A United States Treasury official has clarified that cryptocurrencies play a minimal role in financing the operations of militant groups such as Hamas and Palestinian Islamic Jihad, counteracting earlier reports of tens of millions of dollars in terrorism funding.

Brian Nelson, the Treasury’s Undersecretary for Terrorism and Financial Intelligence, addressed misconceptions during a testimony before the House Financial Services Committee on Feb. 14. His comments were a response to an October report by The Wall Street Journal, which initially suggested that Palestinian Islamic Jihad and Hamas had received substantial sums in cryptocurrency between August 2021 and June 2023.

The report claimed figures of $93 million and $41 million, respectively, sparking widespread concern and discussions on the need for stricter crypto regulations to prevent illicit use.

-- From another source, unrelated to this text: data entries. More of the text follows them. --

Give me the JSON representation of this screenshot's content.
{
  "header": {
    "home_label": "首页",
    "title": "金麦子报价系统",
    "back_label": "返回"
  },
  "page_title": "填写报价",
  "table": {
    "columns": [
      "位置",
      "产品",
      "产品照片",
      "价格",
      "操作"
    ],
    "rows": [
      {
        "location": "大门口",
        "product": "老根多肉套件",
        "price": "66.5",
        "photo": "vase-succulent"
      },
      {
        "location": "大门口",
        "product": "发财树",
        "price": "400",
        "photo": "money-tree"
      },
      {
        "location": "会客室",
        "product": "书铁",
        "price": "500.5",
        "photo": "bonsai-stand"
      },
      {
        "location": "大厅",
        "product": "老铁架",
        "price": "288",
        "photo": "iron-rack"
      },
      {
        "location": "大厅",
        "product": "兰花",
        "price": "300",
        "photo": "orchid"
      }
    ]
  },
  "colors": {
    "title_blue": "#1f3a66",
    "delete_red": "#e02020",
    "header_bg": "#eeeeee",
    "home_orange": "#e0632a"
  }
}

However, Nelson highlighted inaccuracies in these claims, noting that the reported amounts were misinterpreted and did not accurately represent funds directed specifically to the groups mentioned. The confusion arose from a misinterpretation of wallet amounts as direct funding to the organizations rather than the actual distribution among numerous wallet holders.

The clarification came after blockchain analytics firm Elliptic, whose data was cited in the original report, contested the figures. Elliptic corrected the figure for Palestinian Islamic Jihad to $12 million, stressing the absence of evidence to support the initially claimed levels of crypto fundraising.

This correction is significant amid ongoing legislative debates. Over 100 U.S. lawmakers, led by Senator Elizabeth Warren, have cited concerns over crypto’s role in national security to advocate for new regulations. The crypto industry has countered, arguing that such measures would ineffectively address the perceived threat and could potentially harm the industry by pushing it offshore.

During the committee hearing, Representative Tom Emmer sought clarification on the actual amount of crypto retrieved by these groups, to which Nelson indicated that the figure was likely not substantial. He further emphasized that terrorist organizations predominantly prefer traditional financial services over cryptocurrencies for their operations.

Furthermore, Nelson advocated for Congress to equip the Treasury with additional tools to combat the misuse of digital assets by terrorists, reaffirming the department’s dedication to disrupting financial networks that support terrorism. Despite acknowledging the minimal use of digital currencies by these groups, he highlighted the continuous efforts to prevent their exploitation for illicit purposes.

“While we continue to assess that terrorists’ use of digital assets remains a small fraction of more established mechanisms to move money, we recognize that terrorist groups have and may continue to turn to digital assets to raise, transfer, and store their illicit proceeds.”

Brian Nelson, Under Secretary of the Treasury for Terrorism and Financial Intelligence of the US

This clarification from the Treasury offers a more nuanced perspective on the role of cryptocurrencies in terrorism financing. It calls for a balanced approach to regulation, one that recognizes the complexities of digital assets without overstating their impact on national security.